Der Jokus schüttelte den Kopf. »Nein. Die Bande ist sicher längst über alle Berge. Es war ein Rückzugsgefecht.«

»Und warum hat dieser Lopez den Bernhard und den Kahlen Otto aus dem Gefängnis herausholen lassen? Das war doch sehr gefährlich und sehr teuer. Oder?«

»Geld spielt für den Mann überhaupt keine Rolle«, sagte der Jokus und trank den letzten Schluck Kaffee. »Und was war für ihn gefährlicher?
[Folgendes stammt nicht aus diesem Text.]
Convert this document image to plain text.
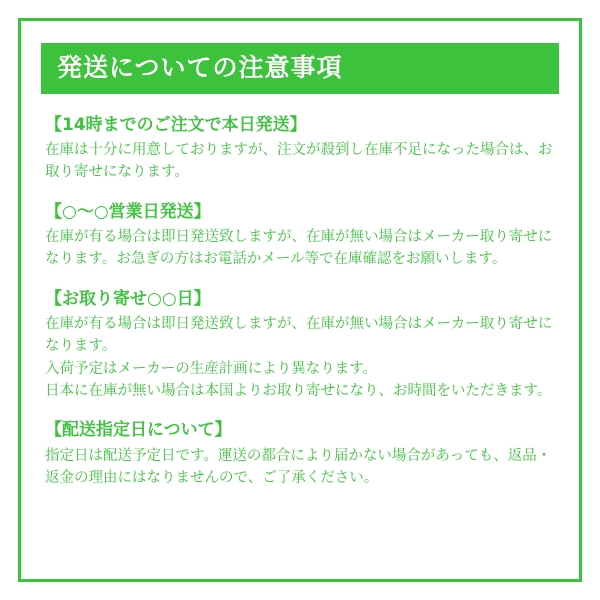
発送についての注意事項
【14時までのご注文で本日発送】

在庫は十分に用意しておりますが、注文が殺到し在庫不足になった場合は、お取り寄せになります。

【○〜○営業日発送】

在庫が有る場合は即日発送致しますが、在庫が無い場合はメーカー取り寄せになります。お急ぎの方はお電話かメール等で在庫確認をお願いします。

【お取り寄せ○○日】

在庫が有る場合は即日発送致しますが、在庫が無い場合はメーカー取り寄せになります。

入荷予定はメーカーの生産計画により異なります。

日本に在庫が無い場合は本国よりお取り寄せになり、お時間をいただきます。

【配送指定日について】

指定日は配送予定日です。運送の都合により届かない場合があっても、返品・返金の理由にはなりませんので、ご了承ください。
Dass er die zwei Halunken rauben ließ oder dass es

zu einem Prozess gekommen wäre? Wer weiß, was sie alles verraten hätten, nur um nicht allzu lange eingesperrt zu werden.«

»Verstehe«, meinte Mäxchen. »So wird es sein. Und ich bin froh, dass ich den Besen nicht zu fressen brauche.«

Der erste Tiefschläfer, der aufwachte, war der Europasieger Pluto. Er riss das Maul auf, aber nur um zu gähnen. Schäferhunde mögen zwar klug sein, doch vom Reden halten sie nicht viel.

Der nächste Schläfer, der sich zu Wort meldete, war Hauptwachtmeister Mühlenschulte. Er schlug plötzlich die Augen auf, sah sich um und sagte: »Nanu.« Viel war das nicht. Aber der Polizeipräsident ließ ihm einen Liter schwarzen Kaffee einflößen. Das half.